Семь краж — один ответ
перед богом.
Поп
освободит
от тяжести греховной,
и буду
снова
безгрешней овна.
А чтоб церковь не обиделась —
и попу
и ей
уделю
процент
от моих прибыле́й».
Под пасху
кулак
кончает грабежи,
вымоет лапы
и к попу бежит.
Накроет
поп
концом епитрахили:
«Грехи, мол,
отцу духовному вылей!»
Сделает разбойник
умильный вид:
«Грабил, мол,
и крал больно я».
А поп покрестит
и заголосит:
«Отпускаются рабу божьему прегрешения
вольные и невольные».
Поп
целковый
получит после голосений
да еще
корзину со снедью
в сени.
Доволен поп —
поделился с вором;
на баб заглядываясь,
идет притвором.
А вор причастился,
окрестил башку,
очистился,
улыбаясь и на солнце
и на пташку,
идет торжественно,
шажок к шажку,
и
снова
дерет с бедняка рубашку.
А бедный
с грехами
не пойдет к попу:
попы
у богатеев на откупу.
Бедный
одним помыслом грешен:
как бы
в пузе богатейском
пробить бреши.
Бывало,
с этим
к попу сунься —
он тебе пропишет
всепрощающего Иисуса.
Отпустит
бедному грех,
да к богатому —
с ног со всех.
А вольнолюбивой пташке —
сидеть в каталажке.
Теперь
бедный
в положении таком:
не на исповедь беги,
а в исполком.
В исполкоме
грабительскому нраву
найдут управу.
Найдется управа
на Титычей лихих.
Радуется пу́сть Тит —
отпустит
Титычу грехи,
а Титыча…
за решетку впустят.
Все знают:
в страшный год,
когда
народ (и скот оголодавший) дох,
и ВЦИК
и Совнарком
скликали города,
помочь старались из последних крох.
Когда жевали дети глины ком,
когда навоз и куст пошли на пищу люду,
крестьяне знают —
каждый исполком
давал крестьянам хлеб,
полям давал семссуду.
Когда ж совсем невмоготу пришлось Поволжью —
советским ВЦИКом был декрет по храмам дан:
— Чтоб возвратили золото чинуши божьи,
на храм помещиками собранное с крестьян. —
И ныне:
Волга ест,
в полях пасется скот.
Так власть,
в гербе которой «серп и молот»,
боролась за крестьянство в самый тяжкий год
и победила голод.
Когда мы побеждали голодное лихо, что делал патриарх Тихон?
«Мы не можем дозволить изъятие из храмов».
(Патриарх Тихон)
Тихон патриарх,
прикрывши пузо рясой,
звонил в колокола по сытым городам,
ростовщиком над золотыми трясся:
«Пускай, мол, мрут,
а злата —
не отдам!»
Чесала языком их патриаршья милость,
и под его христолюбивый звон
на Волге дох народ,
и кровь рекою ли́лась —
из помутившихся
на паперть и амвон.
Осиротевшие в голодных битвах ярых!
Родных погибших вспоминая лица,
знайте:
Тихон
патриарх
благословлял
убийцу.
За это
власть Советов,
вами избранные люди, —
господина Тихона судят.
(Картина)
Мария была курчава.
Толстые губы припухли.
Она дитя качала,
Помешивая угли.
Потрескавшейся, смуглой
Рукой в ночное время
Помешивала угли.
Так было в Вифлееме.
Шли пастухи от стада,
Между собой говорили:
— Зайти, узнать бы надо,
Что там в доме Марии?
Вошли.
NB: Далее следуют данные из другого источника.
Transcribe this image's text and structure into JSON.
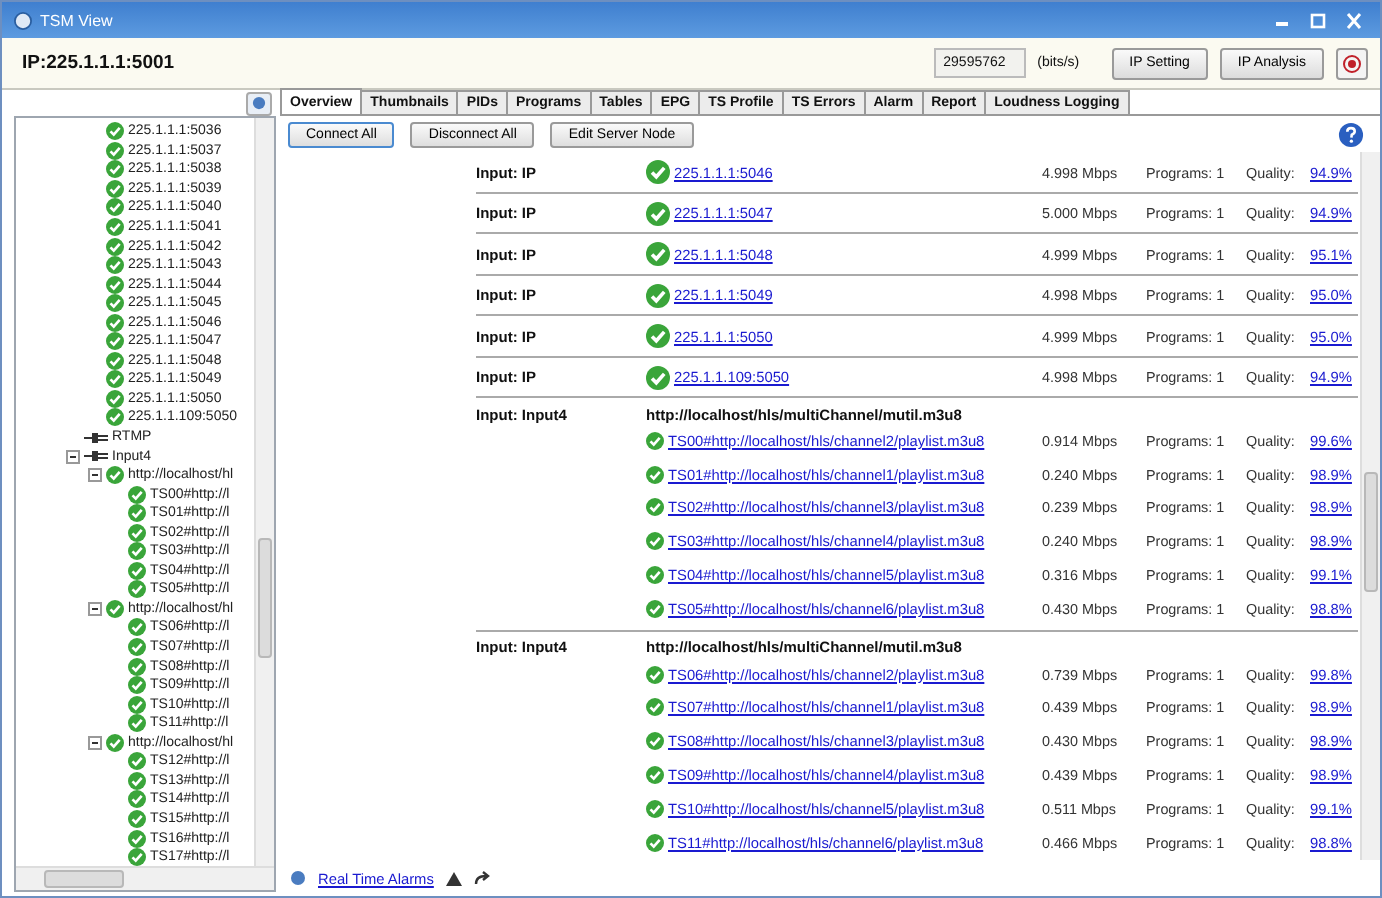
{
  "window": {
    "title": "TSM View"
  },
  "header": {
    "address": "IP:225.1.1.1:5001",
    "bitrate": "29595762",
    "bitrate_unit": "(bits/s)",
    "buttons": [
      "IP Setting",
      "IP Analysis"
    ]
  },
  "tabs": [
    {
      "label": "Overview",
      "selected": true
    },
    {
      "label": "Thumbnails",
      "selected": false
    },
    {
      "label": "PIDs",
      "selected": false
    },
    {
      "label": "Programs",
      "selected": false
    },
    {
      "label": "Tables",
      "selected": false
    },
    {
      "label": "EPG",
      "selected": false
    },
    {
      "label": "TS Profile",
      "selected": false
    },
    {
      "label": "TS Errors",
      "selected": false
    },
    {
      "label": "Alarm",
      "selected": false
    },
    {
      "label": "Report",
      "selected": false
    },
    {
      "label": "Loudness Logging",
      "selected": false
    }
  ],
  "tree": {
    "scrolled_items": [
      {
        "label": "225.1.1.1:5036"
      },
      {
        "label": "225.1.1.1:5037"
      },
      {
        "label": "225.1.1.1:5038"
      },
      {
        "label": "225.1.1.1:5039"
      },
      {
        "label": "225.1.1.1:5040"
      },
      {
        "label": "225.1.1.1:5041"
      },
      {
        "label": "225.1.1.1:5042"
      },
      {
        "label": "225.1.1.1:5043"
      },
      {
        "label": "225.1.1.1:5044"
      },
      {
        "label": "225.1.1.1:5045"
      },
      {
        "label": "225.1.1.1:5046"
      },
      {
        "label": "225.1.1.1:5047"
      },
      {
        "label": "225.1.1.1:5048"
      },
      {
        "label": "225.1.1.1:5049"
      },
      {
        "label": "225.1.1.1:5050"
      },
      {
        "label": "225.1.1.109:5050"
      }
    ],
    "nodes": [
      {
        "label": "RTMP",
        "kind": "input"
      },
      {
        "label": "Input4",
        "kind": "input",
        "expanded": true,
        "children": [
          {
            "label": "http://localhost/hl",
            "kind": "stream",
            "expanded": true,
            "children": [
              {
                "label": "TS00#http://l",
                "kind": "stream"
              },
              {
                "label": "TS01#http://l",
                "kind": "stream"
              },
              {
                "label": "TS02#http://l",
                "kind": "stream"
              },
              {
                "label": "TS03#http://l",
                "kind": "stream"
              },
              {
                "label": "TS04#http://l",
                "kind": "stream"
              },
              {
                "label": "TS05#http://l",
                "kind": "stream"
              }
            ]
          },
          {
            "label": "http://localhost/hl",
            "kind": "stream",
            "expanded": true,
            "children": [
              {
                "label": "TS06#http://l",
                "kind": "stream"
              },
              {
                "label": "TS07#http://l",
                "kind": "stream"
              },
              {
                "label": "TS08#http://l",
                "kind": "stream"
              },
              {
                "label": "TS09#http://l",
                "kind": "stream"
              },
              {
                "label": "TS10#http://l",
                "kind": "stream"
              },
              {
                "label": "TS11#http://l",
                "kind": "stream"
              }
            ]
          },
          {
            "label": "http://localhost/hl",
            "kind": "stream",
            "expanded": true,
            "children": [
              {
                "label": "TS12#http://l",
                "kind": "stream"
              },
              {
                "label": "TS13#http://l",
                "kind": "stream"
              },
              {
                "label": "TS14#http://l",
                "kind": "stream"
              },
              {
                "label": "TS15#http://l",
                "kind": "stream"
              },
              {
                "label": "TS16#http://l",
                "kind": "stream"
              },
              {
                "label": "TS17#http://l",
                "kind": "stream"
              }
            ]
          }
        ]
      }
    ]
  },
  "toolbar": [
    "Connect All",
    "Disconnect All",
    "Edit Server Node"
  ],
  "groups": [
    {
      "kind": "ip",
      "input": "Input: IP",
      "streams": [
        {
          "name": "225.1.1.1:5046",
          "rate": "4.998 Mbps",
          "programs": "Programs: 1",
          "quality_label": "Quality:",
          "quality": "94.9%"
        }
      ]
    },
    {
      "kind": "ip",
      "input": "Input: IP",
      "streams": [
        {
          "name": "225.1.1.1:5047",
          "rate": "5.000 Mbps",
          "programs": "Programs: 1",
          "quality_label": "Quality:",
          "quality": "94.9%"
        }
      ]
    },
    {
      "kind": "ip",
      "input": "Input: IP",
      "streams": [
        {
          "name": "225.1.1.1:5048",
          "rate": "4.999 Mbps",
          "programs": "Programs: 1",
          "quality_label": "Quality:",
          "quality": "95.1%"
        }
      ]
    },
    {
      "kind": "ip",
      "input": "Input: IP",
      "streams": [
        {
          "name": "225.1.1.1:5049",
          "rate": "4.998 Mbps",
          "programs": "Programs: 1",
          "quality_label": "Quality:",
          "quality": "95.0%"
        }
      ]
    },
    {
      "kind": "ip",
      "input": "Input: IP",
      "streams": [
        {
          "name": "225.1.1.1:5050",
          "rate": "4.999 Mbps",
          "programs": "Programs: 1",
          "quality_label": "Quality:",
          "quality": "95.0%"
        }
      ]
    },
    {
      "kind": "ip",
      "input": "Input: IP",
      "streams": [
        {
          "name": "225.1.1.109:5050",
          "rate": "4.998 Mbps",
          "programs": "Programs: 1",
          "quality_label": "Quality:",
          "quality": "94.9%"
        }
      ]
    },
    {
      "kind": "playlist",
      "input": "Input: Input4",
      "source": "http://localhost/hls/multiChannel/mutil.m3u8",
      "streams": [
        {
          "name": "TS00#http://localhost/hls/channel2/playlist.m3u8",
          "rate": "0.914 Mbps",
          "programs": "Programs: 1",
          "quality_label": "Quality:",
          "quality": "99.6%"
        },
        {
          "name": "TS01#http://localhost/hls/channel1/playlist.m3u8",
          "rate": "0.240 Mbps",
          "programs": "Programs: 1",
          "quality_label": "Quality:",
          "quality": "98.9%"
        },
        {
          "name": "TS02#http://localhost/hls/channel3/playlist.m3u8",
          "rate": "0.239 Mbps",
          "programs": "Programs: 1",
          "quality_label": "Quality:",
          "quality": "98.9%"
        },
        {
          "name": "TS03#http://localhost/hls/channel4/playlist.m3u8",
          "rate": "0.240 Mbps",
          "programs": "Programs: 1",
          "quality_label": "Quality:",
          "quality": "98.9%"
        },
        {
          "name": "TS04#http://localhost/hls/channel5/playlist.m3u8",
          "rate": "0.316 Mbps",
          "programs": "Programs: 1",
          "quality_label": "Quality:",
          "quality": "99.1%"
        },
        {
          "name": "TS05#http://localhost/hls/channel6/playlist.m3u8",
          "rate": "0.430 Mbps",
          "programs": "Programs: 1",
          "quality_label": "Quality:",
          "quality": "98.8%"
        }
      ]
    },
    {
      "kind": "playlist",
      "input": "Input: Input4",
      "source": "http://localhost/hls/multiChannel/mutil.m3u8",
      "streams": [
        {
          "name": "TS06#http://localhost/hls/channel2/playlist.m3u8",
          "rate": "0.739 Mbps",
          "programs": "Programs: 1",
          "quality_label": "Quality:",
          "quality": "99.8%"
        },
        {
          "name": "TS07#http://localhost/hls/channel1/playlist.m3u8",
          "rate": "0.439 Mbps",
          "programs": "Programs: 1",
          "quality_label": "Quality:",
          "quality": "98.9%"
        },
        {
          "name": "TS08#http://localhost/hls/channel3/playlist.m3u8",
          "rate": "0.430 Mbps",
          "programs": "Programs: 1",
          "quality_label": "Quality:",
          "quality": "98.9%"
        },
        {
          "name": "TS09#http://localhost/hls/channel4/playlist.m3u8",
          "rate": "0.439 Mbps",
          "programs": "Programs: 1",
          "quality_label": "Quality:",
          "quality": "98.9%"
        },
        {
          "name": "TS10#http://localhost/hls/channel5/playlist.m3u8",
          "rate": "0.511 Mbps",
          "programs": "Programs: 1",
          "quality_label": "Quality:",
          "quality": "99.1%"
        },
        {
          "name": "TS11#http://localhost/hls/channel6/playlist.m3u8",
          "rate": "0.466 Mbps",
          "programs": "Programs: 1",
          "quality_label": "Quality:",
          "quality": "98.8%"
        }
      ]
    }
  ],
  "footer": {
    "alarms_link": "Real Time Alarms"
  }
}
В дыре для дыма
Одна звезда горела.
Мария была нелюдима.
Сидела, ребенка грела.
И старший воскликнул: — Мальчик!
И благословил ее сына.
И, помолившись, младший
Дал ей хлеба и сыра.
И поднял третий старец
Родившееся чадо.
И пел, что новый агнец
Явился среди стада.
Да минет его голод,
Не минет его достаток.
Пусть век его будет долог,
А час скончания краток.
И желтыми угольками
Глядели на них бараны,
Как двигали кадыками
И бороды задирали.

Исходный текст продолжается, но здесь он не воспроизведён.